The focus on the disembodying, elusive aspects of technology seems a curious choice considering the mode of close interactivity Simon Penny has developed for the installation. The simultaneous complicity and distance between participant and screen provides some interesting food for thought vis-a-vis technology’s “user-friendly” aspirations and the associated connotations of complicity and mutual understanding between human and machine. The experience of the work, however, is ultimately unsatisfying, a feeling enhanced by the jerky pans and zooms triggered by the more fluid movements of the participating body. The focus on the technology itself, both as a material and conceptual focal point of the work, ultimately makes for a limited and rather dry participatory experience.
Perhaps this dissatisfaction is heightened by the presence of Char Davies’ monumental Osmose and Ephèmére downstairs in the screen gallery as part of Transfigure (RT58; RT59). Despite the somewhat cumbersome equipment involved in their interactive systems, Davies’ works transcend their technology while using it to create a powerful connection between the participant’s physical presence, the moving imagery (also generated in response to the viewer’s movements) and a transformed sense of space.

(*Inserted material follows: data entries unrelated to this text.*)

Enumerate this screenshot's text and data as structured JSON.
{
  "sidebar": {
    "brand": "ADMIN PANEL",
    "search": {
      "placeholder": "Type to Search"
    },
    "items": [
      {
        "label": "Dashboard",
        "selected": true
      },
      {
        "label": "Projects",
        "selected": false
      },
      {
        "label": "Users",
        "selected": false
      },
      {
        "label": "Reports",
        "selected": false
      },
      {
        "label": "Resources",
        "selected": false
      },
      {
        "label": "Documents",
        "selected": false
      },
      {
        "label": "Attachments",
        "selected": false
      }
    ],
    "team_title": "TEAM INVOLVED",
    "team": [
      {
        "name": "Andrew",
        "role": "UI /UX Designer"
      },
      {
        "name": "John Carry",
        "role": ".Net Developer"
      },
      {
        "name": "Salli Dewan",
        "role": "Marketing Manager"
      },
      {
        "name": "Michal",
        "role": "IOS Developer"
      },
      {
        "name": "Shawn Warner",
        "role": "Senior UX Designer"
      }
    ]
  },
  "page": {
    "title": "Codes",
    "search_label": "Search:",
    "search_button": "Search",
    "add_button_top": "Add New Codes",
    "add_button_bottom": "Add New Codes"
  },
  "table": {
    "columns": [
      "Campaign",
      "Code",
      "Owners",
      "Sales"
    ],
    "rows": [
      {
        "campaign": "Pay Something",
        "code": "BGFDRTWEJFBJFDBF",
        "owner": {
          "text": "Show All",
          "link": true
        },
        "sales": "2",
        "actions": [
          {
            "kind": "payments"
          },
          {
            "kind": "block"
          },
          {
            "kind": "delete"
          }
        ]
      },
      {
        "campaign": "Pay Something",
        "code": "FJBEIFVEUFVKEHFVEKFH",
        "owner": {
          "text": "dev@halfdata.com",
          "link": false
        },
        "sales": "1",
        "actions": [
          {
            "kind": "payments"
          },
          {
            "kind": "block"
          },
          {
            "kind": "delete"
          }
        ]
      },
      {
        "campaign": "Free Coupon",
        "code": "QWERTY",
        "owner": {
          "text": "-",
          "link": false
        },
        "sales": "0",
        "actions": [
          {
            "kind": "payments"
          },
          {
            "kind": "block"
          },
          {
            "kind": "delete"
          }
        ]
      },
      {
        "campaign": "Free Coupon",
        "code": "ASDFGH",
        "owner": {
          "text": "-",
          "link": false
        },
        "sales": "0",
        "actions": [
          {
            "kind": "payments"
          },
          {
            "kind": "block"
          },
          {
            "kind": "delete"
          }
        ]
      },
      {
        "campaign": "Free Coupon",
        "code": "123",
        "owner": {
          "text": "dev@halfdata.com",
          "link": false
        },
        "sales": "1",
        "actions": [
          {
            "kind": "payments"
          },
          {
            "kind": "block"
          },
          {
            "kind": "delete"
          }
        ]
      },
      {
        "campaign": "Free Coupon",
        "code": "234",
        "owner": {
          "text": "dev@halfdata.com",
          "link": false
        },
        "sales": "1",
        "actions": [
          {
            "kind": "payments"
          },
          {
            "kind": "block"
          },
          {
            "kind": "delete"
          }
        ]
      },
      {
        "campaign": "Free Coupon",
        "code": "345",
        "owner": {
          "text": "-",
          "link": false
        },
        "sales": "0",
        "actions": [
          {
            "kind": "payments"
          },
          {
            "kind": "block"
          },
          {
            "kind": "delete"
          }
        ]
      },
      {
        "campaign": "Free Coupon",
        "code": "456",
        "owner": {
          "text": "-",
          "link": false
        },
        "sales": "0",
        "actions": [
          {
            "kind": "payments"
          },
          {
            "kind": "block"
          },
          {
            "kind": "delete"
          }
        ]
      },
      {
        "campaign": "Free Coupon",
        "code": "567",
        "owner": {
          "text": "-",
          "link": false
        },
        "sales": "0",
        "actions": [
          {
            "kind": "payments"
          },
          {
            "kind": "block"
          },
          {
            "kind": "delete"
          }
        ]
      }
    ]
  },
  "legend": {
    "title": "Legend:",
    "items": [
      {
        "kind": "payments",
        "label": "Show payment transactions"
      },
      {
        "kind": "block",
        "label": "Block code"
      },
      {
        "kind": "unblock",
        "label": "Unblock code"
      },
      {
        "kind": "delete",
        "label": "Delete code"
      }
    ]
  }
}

This anchor in lived, embodied experience, existing outside the mechanical framework of the work itself, provides a sense of engagement and discovery lacking in Fugitive II.
Limitations aside, Fugitive II is an interesting component in what has been a diverse program of work at the Australian Centre for the Moving Image exploring the multifarious applications and possibilities of interactive technology. It is especially encouraging, in the face of recent criticism and close scrutiny of ACMI as an institution, that the organisation continues to deliver a balanced and diverse program which intrigues, inspires and creates new possibilities for the viewing experience.